Intervention de Bernadette Bourzai

Réunion du 19 février 2009 à 15h00
Organisation et régulation des transports ferroviaires et guidés — Article 1er

Photo de Bernadette BourzaiBernadette Bourzai :

Monsieur le président, monsieur le secrétaire d'État, mes chers collègues, depuis le début des années quatre-vingt-dix, l’Union européenne a entamé la constitution d’un marché intérieur du transport ferroviaire au travers de l’ouverture progressive à la concurrence du marché du fret et, par la suite, du transport des voyageurs, l’harmonisation des règles en matière de sécurité et l’interopérabilité des normes techniques. Ces trois axes ont été déclinés de manière progressive dans différents paquets législatifs, dont le dernier en 2007 qui est aujourd’hui partiellement transposé dans ce projet de loi.

Procéder par paquet législatif permettait à la Commission européenne de diluer la polémique sur l’ouverture à la concurrence en avançant des propositions plus consensuelles en matière de sécurité et de règles techniques.

Nous, socialistes, n’avons pas été dupes de cette démarche sans garanties sérieuses en termes de péréquation et de préservation du service public ferroviaire ; nous nous sommes exprimés contre cette démarche de libéralisation sans fin, dont le seul objectif semble être la concurrence pour la concurrence.

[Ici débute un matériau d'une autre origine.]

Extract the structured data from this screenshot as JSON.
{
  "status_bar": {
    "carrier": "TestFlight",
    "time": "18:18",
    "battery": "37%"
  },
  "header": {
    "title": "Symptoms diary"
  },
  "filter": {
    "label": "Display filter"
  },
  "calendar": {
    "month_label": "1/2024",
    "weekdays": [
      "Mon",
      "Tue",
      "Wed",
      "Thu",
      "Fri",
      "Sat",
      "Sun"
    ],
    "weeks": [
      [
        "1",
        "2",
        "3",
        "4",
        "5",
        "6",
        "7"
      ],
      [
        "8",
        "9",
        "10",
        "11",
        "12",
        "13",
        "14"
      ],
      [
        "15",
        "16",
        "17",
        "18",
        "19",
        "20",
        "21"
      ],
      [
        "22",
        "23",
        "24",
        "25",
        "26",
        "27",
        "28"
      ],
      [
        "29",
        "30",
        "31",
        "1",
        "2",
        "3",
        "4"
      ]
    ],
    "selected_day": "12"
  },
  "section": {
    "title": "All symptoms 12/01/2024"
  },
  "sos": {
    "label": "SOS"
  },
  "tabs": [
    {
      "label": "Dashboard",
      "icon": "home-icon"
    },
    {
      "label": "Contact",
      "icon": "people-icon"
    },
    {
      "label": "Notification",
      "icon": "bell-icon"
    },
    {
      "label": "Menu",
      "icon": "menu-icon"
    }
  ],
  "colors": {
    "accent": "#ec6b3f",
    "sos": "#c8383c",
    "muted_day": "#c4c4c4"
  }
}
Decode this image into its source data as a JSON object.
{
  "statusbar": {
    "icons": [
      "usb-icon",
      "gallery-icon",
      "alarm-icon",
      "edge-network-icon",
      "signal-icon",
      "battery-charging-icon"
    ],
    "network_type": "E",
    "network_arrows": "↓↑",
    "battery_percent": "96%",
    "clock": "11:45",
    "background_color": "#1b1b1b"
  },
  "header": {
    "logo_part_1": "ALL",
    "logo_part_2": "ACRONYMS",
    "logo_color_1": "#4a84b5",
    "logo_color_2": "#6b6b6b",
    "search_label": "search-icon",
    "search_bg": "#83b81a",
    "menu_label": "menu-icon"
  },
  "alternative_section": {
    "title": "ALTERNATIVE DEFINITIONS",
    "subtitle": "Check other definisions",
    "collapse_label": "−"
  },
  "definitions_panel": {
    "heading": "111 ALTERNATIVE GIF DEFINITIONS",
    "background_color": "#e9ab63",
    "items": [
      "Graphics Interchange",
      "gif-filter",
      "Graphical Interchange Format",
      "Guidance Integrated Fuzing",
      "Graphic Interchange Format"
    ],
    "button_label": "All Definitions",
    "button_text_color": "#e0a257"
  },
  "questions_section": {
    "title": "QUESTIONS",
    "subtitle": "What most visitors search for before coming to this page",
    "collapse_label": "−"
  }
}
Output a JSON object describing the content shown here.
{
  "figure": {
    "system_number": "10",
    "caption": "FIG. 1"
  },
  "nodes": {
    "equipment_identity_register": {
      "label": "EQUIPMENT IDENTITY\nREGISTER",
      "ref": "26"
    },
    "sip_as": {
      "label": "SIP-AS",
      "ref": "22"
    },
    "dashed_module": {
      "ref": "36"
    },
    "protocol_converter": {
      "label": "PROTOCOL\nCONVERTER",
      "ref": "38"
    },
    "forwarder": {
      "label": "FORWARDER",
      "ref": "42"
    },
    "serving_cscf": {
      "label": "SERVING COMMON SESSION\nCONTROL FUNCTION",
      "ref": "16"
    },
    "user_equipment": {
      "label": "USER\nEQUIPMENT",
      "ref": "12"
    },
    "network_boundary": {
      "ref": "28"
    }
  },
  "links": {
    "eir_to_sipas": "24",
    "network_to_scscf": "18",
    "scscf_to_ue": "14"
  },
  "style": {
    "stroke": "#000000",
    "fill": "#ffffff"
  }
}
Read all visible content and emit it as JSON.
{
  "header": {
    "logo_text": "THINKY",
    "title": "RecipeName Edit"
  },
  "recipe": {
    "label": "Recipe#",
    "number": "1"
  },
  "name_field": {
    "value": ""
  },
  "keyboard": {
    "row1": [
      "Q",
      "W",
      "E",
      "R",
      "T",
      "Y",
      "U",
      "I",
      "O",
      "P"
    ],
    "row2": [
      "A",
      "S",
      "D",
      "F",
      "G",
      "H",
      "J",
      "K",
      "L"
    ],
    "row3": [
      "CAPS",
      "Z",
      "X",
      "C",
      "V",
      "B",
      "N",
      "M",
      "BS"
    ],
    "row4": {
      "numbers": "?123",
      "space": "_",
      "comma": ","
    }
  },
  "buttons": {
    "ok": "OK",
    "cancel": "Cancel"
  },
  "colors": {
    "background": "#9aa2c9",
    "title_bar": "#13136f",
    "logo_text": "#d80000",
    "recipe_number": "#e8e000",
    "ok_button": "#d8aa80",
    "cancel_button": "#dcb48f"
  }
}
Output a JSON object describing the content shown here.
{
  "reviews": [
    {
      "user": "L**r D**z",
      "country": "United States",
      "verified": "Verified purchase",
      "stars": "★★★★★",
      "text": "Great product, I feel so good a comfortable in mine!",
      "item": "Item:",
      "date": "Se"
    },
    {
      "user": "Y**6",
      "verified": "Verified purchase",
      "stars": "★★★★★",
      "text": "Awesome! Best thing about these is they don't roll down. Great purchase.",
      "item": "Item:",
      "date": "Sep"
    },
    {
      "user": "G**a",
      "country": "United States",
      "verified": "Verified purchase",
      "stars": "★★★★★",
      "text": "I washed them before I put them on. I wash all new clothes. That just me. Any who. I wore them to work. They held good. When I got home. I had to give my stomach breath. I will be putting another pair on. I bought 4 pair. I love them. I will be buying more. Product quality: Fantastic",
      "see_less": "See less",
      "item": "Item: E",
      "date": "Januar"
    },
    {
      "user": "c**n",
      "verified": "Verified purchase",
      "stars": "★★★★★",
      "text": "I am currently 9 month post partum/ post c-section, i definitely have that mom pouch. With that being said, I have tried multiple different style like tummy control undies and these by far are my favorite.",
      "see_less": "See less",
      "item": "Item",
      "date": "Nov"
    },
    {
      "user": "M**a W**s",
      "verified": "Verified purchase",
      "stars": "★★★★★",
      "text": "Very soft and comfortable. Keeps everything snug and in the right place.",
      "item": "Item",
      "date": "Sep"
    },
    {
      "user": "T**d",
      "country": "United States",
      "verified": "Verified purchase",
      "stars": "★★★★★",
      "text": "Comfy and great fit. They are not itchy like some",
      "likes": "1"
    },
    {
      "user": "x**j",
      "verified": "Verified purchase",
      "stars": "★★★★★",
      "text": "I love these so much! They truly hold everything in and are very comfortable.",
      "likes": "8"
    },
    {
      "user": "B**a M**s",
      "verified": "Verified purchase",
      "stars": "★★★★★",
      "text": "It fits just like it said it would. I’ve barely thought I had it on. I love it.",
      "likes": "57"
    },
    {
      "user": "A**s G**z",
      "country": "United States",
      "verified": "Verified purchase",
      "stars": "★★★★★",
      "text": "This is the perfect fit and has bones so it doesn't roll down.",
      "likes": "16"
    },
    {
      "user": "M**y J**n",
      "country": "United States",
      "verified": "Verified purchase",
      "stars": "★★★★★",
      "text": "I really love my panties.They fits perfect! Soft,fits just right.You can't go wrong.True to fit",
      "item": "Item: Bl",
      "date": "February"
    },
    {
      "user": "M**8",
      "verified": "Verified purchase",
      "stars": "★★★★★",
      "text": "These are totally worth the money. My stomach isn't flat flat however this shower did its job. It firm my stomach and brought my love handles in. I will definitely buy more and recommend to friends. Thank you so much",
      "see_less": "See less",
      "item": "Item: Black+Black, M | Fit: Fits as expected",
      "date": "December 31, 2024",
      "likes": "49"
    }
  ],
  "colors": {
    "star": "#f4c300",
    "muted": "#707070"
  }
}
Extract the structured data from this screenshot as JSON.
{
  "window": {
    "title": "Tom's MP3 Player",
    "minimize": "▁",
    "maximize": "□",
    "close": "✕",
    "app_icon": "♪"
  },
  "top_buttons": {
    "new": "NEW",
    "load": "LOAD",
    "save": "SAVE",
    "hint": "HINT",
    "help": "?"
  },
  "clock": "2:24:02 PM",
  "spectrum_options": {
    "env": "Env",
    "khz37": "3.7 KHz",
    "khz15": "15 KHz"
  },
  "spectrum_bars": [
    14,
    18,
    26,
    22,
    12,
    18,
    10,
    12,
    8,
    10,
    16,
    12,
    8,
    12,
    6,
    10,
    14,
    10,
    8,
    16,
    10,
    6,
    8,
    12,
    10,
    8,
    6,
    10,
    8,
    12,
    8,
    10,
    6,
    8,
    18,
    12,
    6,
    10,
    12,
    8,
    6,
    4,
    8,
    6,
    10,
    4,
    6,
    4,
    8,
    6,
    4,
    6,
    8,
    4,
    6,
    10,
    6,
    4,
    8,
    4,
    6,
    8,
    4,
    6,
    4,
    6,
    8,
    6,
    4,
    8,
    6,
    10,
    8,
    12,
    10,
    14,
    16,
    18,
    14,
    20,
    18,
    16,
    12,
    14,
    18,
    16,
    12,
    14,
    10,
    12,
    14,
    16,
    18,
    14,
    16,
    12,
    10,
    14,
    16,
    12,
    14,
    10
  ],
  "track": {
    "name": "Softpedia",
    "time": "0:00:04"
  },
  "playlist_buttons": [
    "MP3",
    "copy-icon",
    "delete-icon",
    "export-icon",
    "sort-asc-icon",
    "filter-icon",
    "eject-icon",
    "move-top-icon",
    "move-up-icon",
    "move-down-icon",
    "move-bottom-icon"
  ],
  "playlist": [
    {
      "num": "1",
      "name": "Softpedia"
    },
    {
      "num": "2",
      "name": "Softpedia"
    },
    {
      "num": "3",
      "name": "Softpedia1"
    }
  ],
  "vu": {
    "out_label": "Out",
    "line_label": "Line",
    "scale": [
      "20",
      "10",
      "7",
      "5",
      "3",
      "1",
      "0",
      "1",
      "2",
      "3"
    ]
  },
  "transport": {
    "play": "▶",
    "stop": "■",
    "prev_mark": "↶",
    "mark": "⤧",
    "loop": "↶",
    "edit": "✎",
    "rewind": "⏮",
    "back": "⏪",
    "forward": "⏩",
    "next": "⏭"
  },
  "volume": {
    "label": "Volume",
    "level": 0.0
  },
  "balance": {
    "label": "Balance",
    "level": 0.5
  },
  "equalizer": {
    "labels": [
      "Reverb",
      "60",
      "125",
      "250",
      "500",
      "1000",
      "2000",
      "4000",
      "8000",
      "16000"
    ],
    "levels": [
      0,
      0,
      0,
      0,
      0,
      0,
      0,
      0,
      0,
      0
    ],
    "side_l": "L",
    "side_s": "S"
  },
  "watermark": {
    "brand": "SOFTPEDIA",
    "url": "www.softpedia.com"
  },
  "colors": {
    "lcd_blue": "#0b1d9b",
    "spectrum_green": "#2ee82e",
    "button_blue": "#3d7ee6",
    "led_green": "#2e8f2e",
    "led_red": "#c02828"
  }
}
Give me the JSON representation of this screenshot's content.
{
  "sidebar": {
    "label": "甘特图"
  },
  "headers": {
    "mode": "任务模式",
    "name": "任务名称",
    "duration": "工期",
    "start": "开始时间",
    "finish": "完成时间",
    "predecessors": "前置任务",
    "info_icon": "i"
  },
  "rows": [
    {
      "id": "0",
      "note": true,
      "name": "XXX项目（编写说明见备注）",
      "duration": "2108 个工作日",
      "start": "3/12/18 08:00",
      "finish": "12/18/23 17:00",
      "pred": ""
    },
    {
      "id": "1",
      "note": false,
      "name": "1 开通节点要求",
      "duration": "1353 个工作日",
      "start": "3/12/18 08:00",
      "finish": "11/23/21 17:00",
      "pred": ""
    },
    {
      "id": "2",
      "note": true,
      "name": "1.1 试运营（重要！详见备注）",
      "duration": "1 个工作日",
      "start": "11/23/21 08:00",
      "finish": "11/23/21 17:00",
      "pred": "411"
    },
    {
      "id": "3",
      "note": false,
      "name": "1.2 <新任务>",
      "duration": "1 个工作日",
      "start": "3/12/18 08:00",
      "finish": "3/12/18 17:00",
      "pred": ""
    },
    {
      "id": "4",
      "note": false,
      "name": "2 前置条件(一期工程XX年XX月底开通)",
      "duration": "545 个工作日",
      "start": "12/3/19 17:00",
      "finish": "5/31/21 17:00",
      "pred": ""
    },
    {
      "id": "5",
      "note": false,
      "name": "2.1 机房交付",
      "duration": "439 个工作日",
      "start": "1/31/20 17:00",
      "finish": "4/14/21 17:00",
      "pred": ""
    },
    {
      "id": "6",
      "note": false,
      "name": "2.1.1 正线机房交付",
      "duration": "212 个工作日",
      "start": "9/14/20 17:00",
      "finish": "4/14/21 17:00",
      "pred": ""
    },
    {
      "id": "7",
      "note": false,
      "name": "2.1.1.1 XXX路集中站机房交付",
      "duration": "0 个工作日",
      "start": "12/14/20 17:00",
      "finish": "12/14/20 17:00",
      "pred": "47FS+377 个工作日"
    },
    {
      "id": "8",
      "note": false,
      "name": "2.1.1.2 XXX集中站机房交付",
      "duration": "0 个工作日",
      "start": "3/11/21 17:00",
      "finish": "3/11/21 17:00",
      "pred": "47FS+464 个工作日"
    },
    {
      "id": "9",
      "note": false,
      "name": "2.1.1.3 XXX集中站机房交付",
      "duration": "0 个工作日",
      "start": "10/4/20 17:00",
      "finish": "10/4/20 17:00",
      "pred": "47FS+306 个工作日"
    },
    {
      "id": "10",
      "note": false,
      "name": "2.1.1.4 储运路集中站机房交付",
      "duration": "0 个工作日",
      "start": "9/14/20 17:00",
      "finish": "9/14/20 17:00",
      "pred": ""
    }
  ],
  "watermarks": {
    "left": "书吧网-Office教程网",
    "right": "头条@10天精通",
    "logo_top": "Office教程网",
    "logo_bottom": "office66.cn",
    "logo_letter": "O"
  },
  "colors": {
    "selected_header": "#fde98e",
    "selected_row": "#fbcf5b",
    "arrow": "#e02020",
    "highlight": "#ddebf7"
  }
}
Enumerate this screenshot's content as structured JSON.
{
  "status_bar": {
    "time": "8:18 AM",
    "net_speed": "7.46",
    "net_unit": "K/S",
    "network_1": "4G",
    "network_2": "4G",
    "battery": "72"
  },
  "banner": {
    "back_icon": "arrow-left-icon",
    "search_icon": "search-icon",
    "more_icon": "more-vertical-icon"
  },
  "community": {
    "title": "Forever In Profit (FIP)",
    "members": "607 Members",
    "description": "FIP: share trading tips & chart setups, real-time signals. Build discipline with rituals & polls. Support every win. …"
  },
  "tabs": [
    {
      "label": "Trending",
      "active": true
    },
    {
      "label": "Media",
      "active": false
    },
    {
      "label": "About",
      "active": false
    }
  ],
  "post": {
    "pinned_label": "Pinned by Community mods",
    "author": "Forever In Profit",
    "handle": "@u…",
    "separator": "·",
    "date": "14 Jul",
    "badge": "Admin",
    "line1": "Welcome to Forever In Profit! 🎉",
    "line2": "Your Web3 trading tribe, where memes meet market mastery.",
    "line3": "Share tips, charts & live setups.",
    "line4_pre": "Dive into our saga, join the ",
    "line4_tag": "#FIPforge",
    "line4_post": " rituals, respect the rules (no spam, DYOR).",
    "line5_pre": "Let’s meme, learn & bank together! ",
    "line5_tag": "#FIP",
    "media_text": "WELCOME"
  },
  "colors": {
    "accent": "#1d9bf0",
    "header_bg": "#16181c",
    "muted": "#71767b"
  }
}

Le débat sur la libéralisation du transport ferroviaire ne peut s’envisager au travers du seul débat tronqué et trompeur qui se réduit à une bataille de dates et d’échéances.

Or c’est ce que ce projet de loi semble nous faire croire. Curieusement, un certain nombre de dispositions, pourtant essentielles à la constitution d’un réseau ferré européen, ne sont pas transposées. C’est le cas, par exemple, de la directive sur le permis de conducteur de train européen, seul texte à portée sociale du secteur et élément essentiel du troisième paquet ferroviaire. De même, le cabotage n’est pas aussi encadré que la directive le permettait, avec la définition de critères stricts permettant de vérifier que l’objet principal est bien le transport international de voyageurs. Enfin, je regrette que les dispositions relatives à la péréquation énoncées dans la directive ne soient pas reprises dans le projet de loi.

Notre gouvernement aurait-il une lecture néolibérale des textes européens, pourtant déjà très marqués idéologiquement par l’ultralibéralisme ?

En outre, il paraît curieux et troublant que M. Haenel rende un rapport sur la libéralisation des transports ferroviaires dans l’Union européenne concomitamment à l’examen du projet de loi. Un certain nombre de problèmes nationaux liés à la transposition des directives, décrits par M. Haenel, ne sont nullement traités dans le projet de loi qui nous est soumis : la séparation juridique entre Réseau ferré de France et la SNCF – mais l’imbrication fonctionnelle et sociale –, ou bien encore le problème lourd et récurrent de la dette de Réseau ferré de France. L’amendement que vous nous proposez et qui vise à créer un service spécialisé au sein de la SNCF n’est manifestement pas à la hauteur des enjeux.

Malgré son diagnostic, notre collègue Haenel ne propose pas d’adopter des dispositions de simplification et de remboursement de la dette de RFF. Ces mesures seraient pourtant urgentes et essentielles dans le cadre de cette nouvelle étape de libéralisation du transport ferroviaire ; elles ne figurent pas non plus dans ce projet de loi.

En revanche, M. Haenel propose très clairement la libéralisation du transport régional au travers de « l’expérimentation ». Comme j’ai eu l’occasion de le lui dire en commission des affaires européennes, il me paraîtrait utile, avant toute expérimentation, de faire une évaluation de ce qui a été fait depuis les expérimentations qu’il avait mises en place à la fin des années quatre-vingt-dix. Nous pourrions ainsi mesurer l’effort qui a été fait par les régions en matière de renouvellement des matériels roulants ? Cela permettrait également de mesurer ce qui se passe actuellement dans les régions où RFF négocie des contrats d’amélioration des réseaux ferrés, car il ne sert à rien d’avoir des matériels roulants performants si le réseau ne permet pas de les faire rouler rapidement !

Vous comprendrez donc, mes chers collègues, que ce projet de loi s’inscrit dans un contexte politique particulier. Il serait largement préférable de s’assurer d’une transposition équilibrée des directives, utilisant toutes les possibilités du droit communautaire sur la péréquation et la préservation du service public, et de corriger les dysfonctionnements présents, au lieu de s’attaquer, sans l’admettre, à la prochaine étape de la libéralisation, a fortiori par le biais d’un rapport d’information qui fausse un tant soit peu cette discussion.